Shacorria Green stood in front of her whole school as she read Martin Luther King Jr.’s “I Have a Dream” speech and sang Sam Cook’s “A Change is Gonna Come” at the tender age of eight. This was the first time Green would actively participate in celebrating MLK Day through the programs organized by her school.

Green, the president of NAACP, explained that as a child of color, her family made sure that she was aware of Martin Luther King Jr. by informing her of the things he did and giving her MLK Jr. books throughout her school years.  Learning about MLK also motivated her to lead the NAACP chapter in our school.

“MLK Jr.
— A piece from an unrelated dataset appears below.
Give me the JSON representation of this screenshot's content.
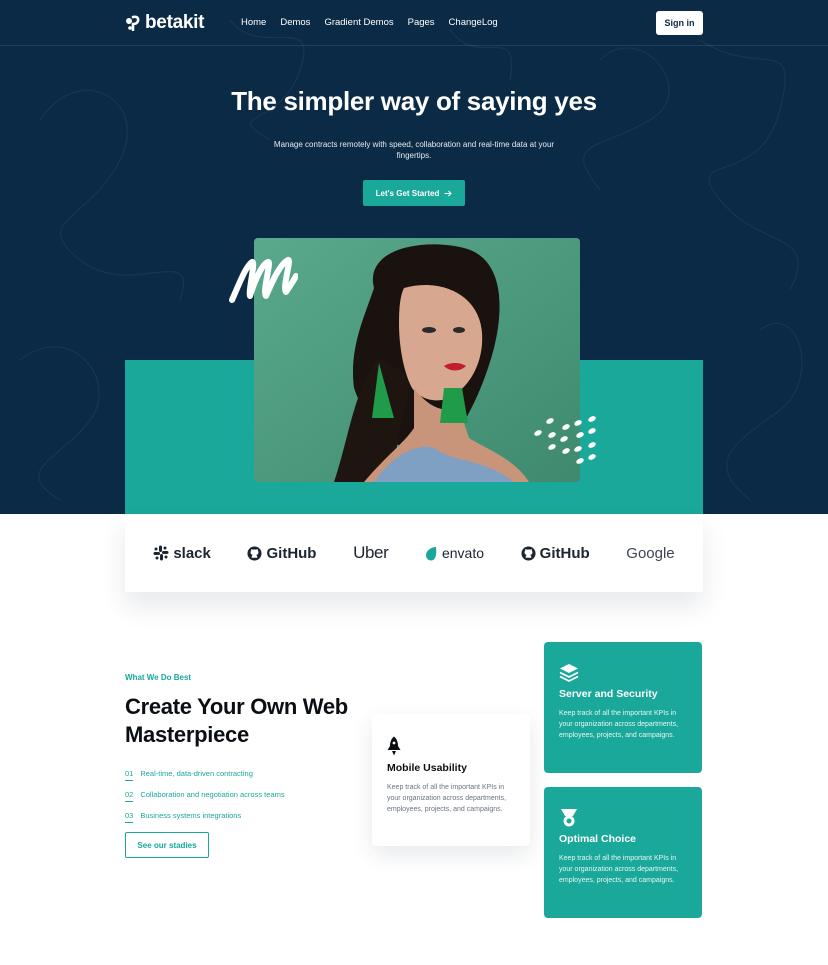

Day, in my opinion, is a celebration of all the milestones and achievements that Dr. King endured to ensure that African Americans were treated equally and could finally come together as one with the whites,” Green said.

Queen Bolden, a senior radiologic technology major, said that MLK Day is a big holiday in her household. The first time she honored MLK Day was as a preteen through breakfast and marching in honor of the impact of MLK’s work on the advancement of the civil rights movement.

“MLK Day means, to me, equality for all and a day to reflect what Martin Luther King wanted for the world and how he changed America with his non-violence practices,” Bolden said.

Since the onset of the coronavirus pandemic, we have had to adjust our usual traditions, from July 4th to Thanksgiving, Christmas and even new year celebrations.

Now, we will have to make some changes to our normal MLK celebrations to comply with the COVID restrictions.

However, just because we cannot go out to the marches in honor, that does not mean we cannot still go out and give back to our communities in honor of MLK Day this year.

“One way we can give back to our community is assisting Dr. Saulsberry with getting supplies and getting them delivered to communities while wearing our masks. Dr. Saulsberry does it every year, and it is something that I take pride in assisting with,”Green said.

Green also explained that another way is to read and explain the “I Have A Dream” speech to surrounding schools while social distancing. Students can also go out to clean our community.

For more creative students, they can design and display art dedicated to MLK Jr. and the civil rights movement. They can either do this virtually or in a socially distanced setting.

“Some suggestions I have for college students to give back on MLK are volunteering at a local soup kitchen or a local shelter, donating foods and toiletries,” Bolden said.

Bolden said that she would say, to students that are hesitant, that MLK Day is about coming together from all races.

Martin Luther King dreamed of the whole world coming together as one and to fellowship with one another. MLK Day is about unity.